Debates had taken places in the last few months in the social and technical media with respect to the US shale oil boom and its potential impact on OPEC's future. Indeed, the best I had read about this matter is an article published in Forbes by Christopher Helman back on June 13 titled "Why America's shale oil boom could end sooner than you think". The article indicated that although US oil production is up by 43 percent since 2008, the majority of the additional production in the last 5 years came out of few large-scale shale oil fields at extremely high cost. The report indicated that the cost of developing the shale oil fields in the US in 2012 alone was around $186 billion with 20 percent increase over 2011. I expect this annual cost increase to continue.
Unfortunately most of the reports and debates are related to shale oil focus on reserves. The challenging question here is not how much shale oil reserves exists today in the US/world. The question is how much can be produced and at what cost? The development cost of US shale oil fields with its complicated logistics especially rig availability and hydraulic fracturing varies from one field to another depending on how marginal and deep the reservoir is, with as high as $100 a barrel from small marginal complex-geology fields to as low as $65 a barrel from large-scale shale oil fields. According to Helman, what makes this business still continuing in the US is the current high oil price — $100. I add also the relatively moderate environmental debates.
The Forbes report indicated that the average production from a typical US shale oil well (horizontal & hydraulically fractured) is approximately 600 bpd of oil equivalent (oil & gas) with expected annual decline rate of 40 percent. This means that if we have a shale oil field producing 600,000 bpd from 1,000 wells, we need to drill and hydraulically fracture 400 new wells every year to maintain the production plateau. This can be easily translated into huge investment with big number of drilling rigs and abundant amount of water. Furthermore, we need to answer the question: For how long this mode of complex logistics, high development cost and environmental risk can be sustained by the financial and environmental institutions? With the expected cost increase, high land acquisition and environmental awareness, many, including myself, believe that the boom will end sooner than expected.

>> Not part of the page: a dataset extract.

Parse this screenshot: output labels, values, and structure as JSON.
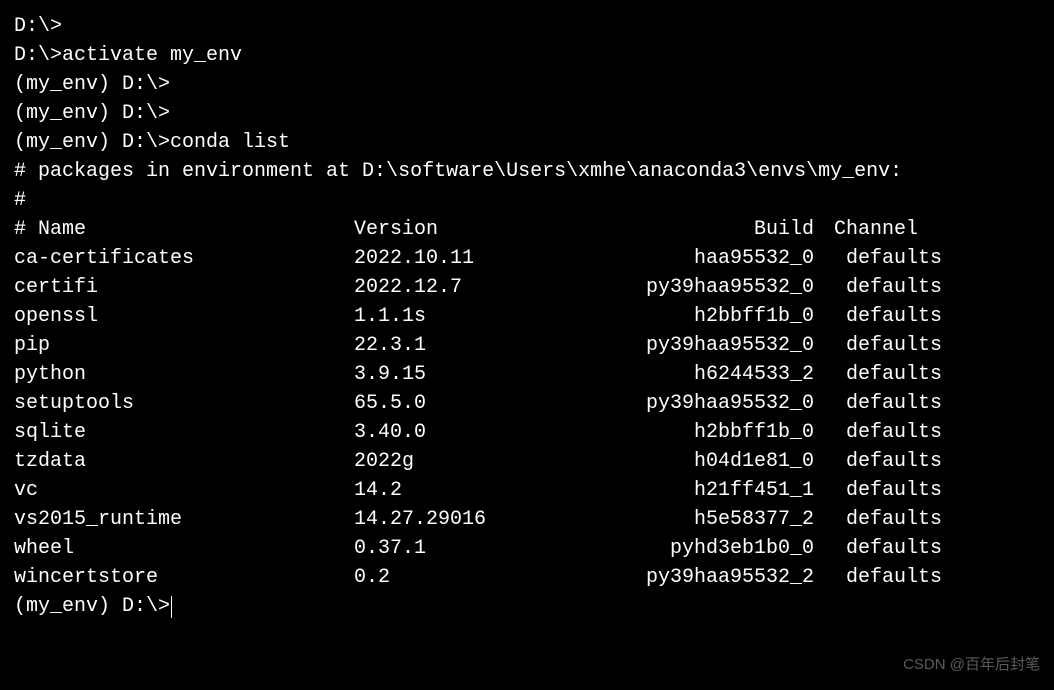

Having said that, do we still see US shale oil as a potential threat to OPEC? It is not secret that OPEC has the option to knockdown shale oil out the global oil map by increasing its production that reduces the price to$70, though I strongly do not recommend this option and I do not think that OPEC will do it. In contrast, I personally look at the US shale oil from a positive side at least in the short to mid-term considering the following:
• The development cost of this unconventional oil will increase with time since the easy fields and sweet geologic spots have already been developed leaving only small marginal complex fields.
• Any decline of OPEC exports to the US due to its shale oil production can be easily shifted to Asia and Far East countries. The latest International Energy Agency (Oct 3, 2013) indicated that energy demand in Southeast Asia has doubled by 2 ½ folds since 1990. Economic trends point to further future growth in this region.
• The 2 million additional barrels in the US production since 2008 did not have so far any impact on OPEC production or price. In contrast, the latest OPEC monthly report showed an increase in OPEC production indicating that the market is capable of absorbing any increase due to the positive economic growth especially in developing countries. It also relieved the pressure on major OPEC countries to increase their production capacity to meet the global increasing energy demand.
Finally, the only non-shale oil related threat to OPEC that I see today is the potential decline in the US, European, and global economy which can cause a significant drop in the oil demand and price. If this happened, our least worry will be shale oil, because the low oil prices will automatically knockdown shale oil out the global oil map.